Congé de maternité spécial

Lorsqu’il y a danger d’interruption de grossesse ou un danger pour la santé de la mère ou de l’enfant à naître, occasionné par la grossesse et exigeant un arrêt de travail, la salariée a droit à un congé de maternité spécial, sans salaire, de la durée indiquée au certificat médical qui atteste du danger existant et qui indique la date prévue de l’accouchement.

Présomption

Le cas échéant, ce congé est réputé être le congé de maternité prévu à l’article 81.4 à compter du début de la quatrième semaine précédant la date prévue de l’accouchement.

2002, c. 80, a. 36.

Interprétation

Cette disposition octroie un congé de maternité spécial sans solde à la salariée dans les deux situations suivantes :

  1. en cas de danger pour sa santé ou pour celle de son enfant à naître occasionné par la grossesse ;
    Il faut faire la distinction entre le congé de maternité spécial prévu par la loi et le retrait préventif prévu aux articles 40 et suivants de la Loi sur la santé et la sécurité du travail (L.R.Q., c. S-2.1). Ce dernier congé vise les cas où se présente un danger relié au travail de la salariée, c’est-à-dire occasionné par le travail que celle-ci effectue.
  2. en cas de danger d’interruption de grossesse.
    Ce congé s’applique dans le cas d’un risque d’interruption de grossesse et ne doit pas être confondu avec le cas d’interruption de grossesse proprement dite prévu à l’article 81.5.2 LNT.

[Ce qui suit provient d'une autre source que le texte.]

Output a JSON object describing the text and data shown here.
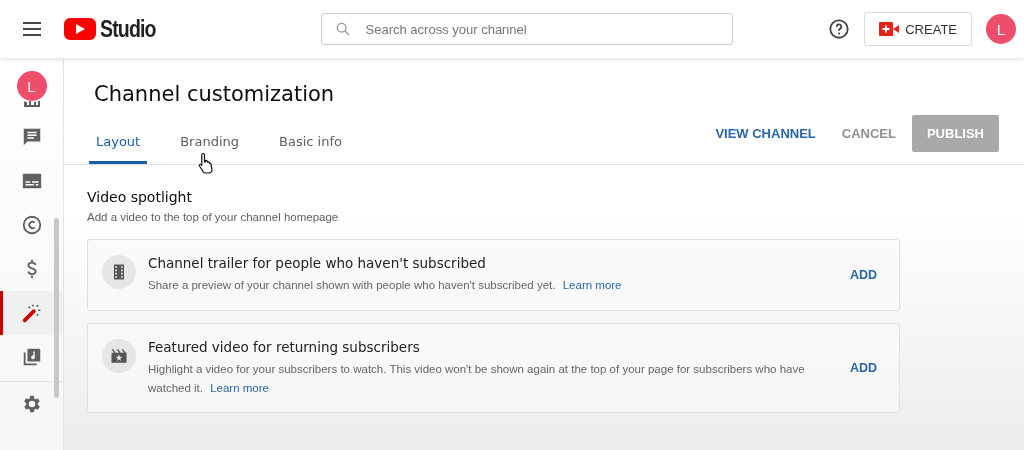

Dans ces deux cas, la salariée a comme seule obligation de fournir à l’employeur un certificat médical indiquant qu’il y a danger ainsi que la date prévue de son accouchement.

Si la salariée n’a pas repris le travail au début de la quatrième semaine avant la date prévue de l’accouchement, son congé de maternité spécial deviendra le congé de maternité prévu à l’article 81.4 LNT.